One big mistake parents make, she pointed out, is presenting sexuality "in very binary ways" of good or bad. In other words: "either you're a virgin or you're not; you either stayed pure or you didn't; you do everything that follows God or you're a terrible, awful sinner."

That type of binary presentation can be destructive, Slattery said.

"We create these categories that the Lord … never really created. God never says 'Go into all the world and make virgins or make heterosexuals.' He says 'preach the Gospel and make disciples of all people and teach them to obey my Word.'

"I think when even well-meaning pastors or parents make this conversation about an either/or choice, it becomes really confusing because the average kid doesn't fit in either category. Even if they haven't sleep with somebody yet, but they've probably looked at porn, they probably have done things that crossed lines. Or maybe they have had sex … but now they want to be pure."

Slattery stressed that the whole concept of discipleship is to teach the Gospel: "All of us our sinners in need of a savior, none of us can achieve God's righteousness on our own strength and … once we come to Christ … He becomes the Lord. Him becoming the Lord of my life means sometimes I fall flat on my face … but He is full of grace and says pick yourself up again and depend on my Spirit, memorize my Word, know me, walk with me, I'll work my righteousness out into your life.

"If we talk about sex in those terms, I think we have a very different conversation with our kids."
Other issues that children may bring up with their parents may involve their peers. "I have a friend at school who's gay, what do I do about that? Other people are being mean to that person, what do I do with that? Or they have friends who move from girl to girl to girl," Slattery listed.

The Christian mother further offered practical responses to two possible scenarios: one involving a daughter who lost her virginity but is repentant and another involving the discovery of contraception in a son's room.
In the first scenario, the author suggested hugging and weeping with your daughter. Thank her for sharing that information and assure her that you love her and that God loves her. "That's all you need to say" for that first conversation.

In the next conversation, simply listen to her story and let her tell you how it happened. "Don't judge. Just listen," Slattery said.

"After you've listened, then there's a time to begin helping and putting in some boundaries (so it doesn't happen again) and helping address the situation with the guy."

In the second scenario, Slattery advises that parents first wait 24 hours before confronting their son about the discovered contraception.

"Pray. Get rid of that immediate reaction (of anger and feeling like a failure). You won't handle it effectively if you handle it emotionally. Get some wisdom from the Lord and maybe a trusted pastor."

Then have the confrontation, preferably with both parents involved. Tell him what you found and how your heart is grieved because he has done something that God says is clearly wrong and has done it behind your back. The trust between you and your son is broken.

Now your son needs to work on rebuilding that trust.

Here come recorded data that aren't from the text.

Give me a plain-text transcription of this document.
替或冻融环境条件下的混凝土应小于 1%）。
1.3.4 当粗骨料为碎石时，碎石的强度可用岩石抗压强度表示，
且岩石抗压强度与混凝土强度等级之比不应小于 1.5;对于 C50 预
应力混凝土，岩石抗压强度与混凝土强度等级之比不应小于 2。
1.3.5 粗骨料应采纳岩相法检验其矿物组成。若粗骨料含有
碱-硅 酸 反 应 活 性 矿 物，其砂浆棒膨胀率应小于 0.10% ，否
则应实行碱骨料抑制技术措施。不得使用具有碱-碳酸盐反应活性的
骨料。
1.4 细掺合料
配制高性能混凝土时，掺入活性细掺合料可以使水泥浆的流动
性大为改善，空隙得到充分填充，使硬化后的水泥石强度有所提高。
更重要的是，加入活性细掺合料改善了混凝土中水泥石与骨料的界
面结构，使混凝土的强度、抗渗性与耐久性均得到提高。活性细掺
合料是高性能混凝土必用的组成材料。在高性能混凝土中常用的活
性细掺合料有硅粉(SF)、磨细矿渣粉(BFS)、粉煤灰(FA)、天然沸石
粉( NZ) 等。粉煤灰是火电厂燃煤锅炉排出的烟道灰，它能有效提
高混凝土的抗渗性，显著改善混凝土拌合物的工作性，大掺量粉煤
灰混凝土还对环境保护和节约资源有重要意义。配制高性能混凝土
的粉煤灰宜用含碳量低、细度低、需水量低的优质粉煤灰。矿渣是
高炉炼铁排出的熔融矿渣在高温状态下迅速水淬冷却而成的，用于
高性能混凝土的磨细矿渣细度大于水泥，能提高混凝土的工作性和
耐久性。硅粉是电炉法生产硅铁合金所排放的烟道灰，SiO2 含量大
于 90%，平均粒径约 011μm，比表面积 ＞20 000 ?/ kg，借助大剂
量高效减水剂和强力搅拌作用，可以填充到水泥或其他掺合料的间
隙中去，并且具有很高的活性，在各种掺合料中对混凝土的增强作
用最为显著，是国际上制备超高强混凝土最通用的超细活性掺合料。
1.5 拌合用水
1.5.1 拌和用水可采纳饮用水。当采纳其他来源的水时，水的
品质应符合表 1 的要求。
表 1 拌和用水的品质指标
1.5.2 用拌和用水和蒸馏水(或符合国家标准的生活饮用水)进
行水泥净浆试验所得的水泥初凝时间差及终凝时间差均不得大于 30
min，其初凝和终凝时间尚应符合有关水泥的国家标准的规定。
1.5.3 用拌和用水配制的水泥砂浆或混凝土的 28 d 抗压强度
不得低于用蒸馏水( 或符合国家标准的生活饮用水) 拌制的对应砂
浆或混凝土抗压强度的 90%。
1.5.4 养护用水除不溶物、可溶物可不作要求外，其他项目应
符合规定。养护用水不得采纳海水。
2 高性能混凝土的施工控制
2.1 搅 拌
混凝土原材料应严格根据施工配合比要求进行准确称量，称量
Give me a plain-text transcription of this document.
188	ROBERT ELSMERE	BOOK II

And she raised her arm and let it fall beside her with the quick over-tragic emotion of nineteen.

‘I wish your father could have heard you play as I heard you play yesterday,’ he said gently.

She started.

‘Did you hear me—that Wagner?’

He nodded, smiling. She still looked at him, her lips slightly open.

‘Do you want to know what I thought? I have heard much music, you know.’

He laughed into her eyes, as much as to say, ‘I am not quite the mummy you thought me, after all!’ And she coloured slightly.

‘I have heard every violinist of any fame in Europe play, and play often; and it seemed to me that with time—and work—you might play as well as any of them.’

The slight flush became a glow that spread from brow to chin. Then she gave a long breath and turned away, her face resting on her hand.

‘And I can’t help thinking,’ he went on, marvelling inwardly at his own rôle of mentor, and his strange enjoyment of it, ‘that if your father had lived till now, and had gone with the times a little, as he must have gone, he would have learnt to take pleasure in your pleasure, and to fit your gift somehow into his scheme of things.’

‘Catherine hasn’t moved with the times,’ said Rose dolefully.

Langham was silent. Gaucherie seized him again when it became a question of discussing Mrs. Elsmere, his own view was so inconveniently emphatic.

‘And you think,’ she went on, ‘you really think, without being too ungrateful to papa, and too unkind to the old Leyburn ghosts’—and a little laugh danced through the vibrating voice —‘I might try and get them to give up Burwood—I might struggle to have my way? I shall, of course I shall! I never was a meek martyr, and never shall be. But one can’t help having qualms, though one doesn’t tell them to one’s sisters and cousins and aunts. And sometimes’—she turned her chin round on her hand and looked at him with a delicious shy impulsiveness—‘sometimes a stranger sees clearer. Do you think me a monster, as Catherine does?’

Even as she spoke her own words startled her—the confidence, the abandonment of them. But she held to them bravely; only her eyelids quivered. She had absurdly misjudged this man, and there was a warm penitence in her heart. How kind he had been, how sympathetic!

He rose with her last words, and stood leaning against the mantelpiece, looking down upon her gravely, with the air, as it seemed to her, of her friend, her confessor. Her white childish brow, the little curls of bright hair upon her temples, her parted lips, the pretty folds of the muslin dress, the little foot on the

Part of that process includes pulling back some of his freedoms, such as taking away his cell phone or limiting use of the car.

"You have to show them that we all make mistakes and you have the opportunity over the next several months to rebuild trust."

Overall, the end goal of sexual discipleship is to help the children see that their parents aren't trying to control them, but rather trying to train them for accountability. And someday, when they're out of the nest, they will be accountable to God, their church, friends and employers.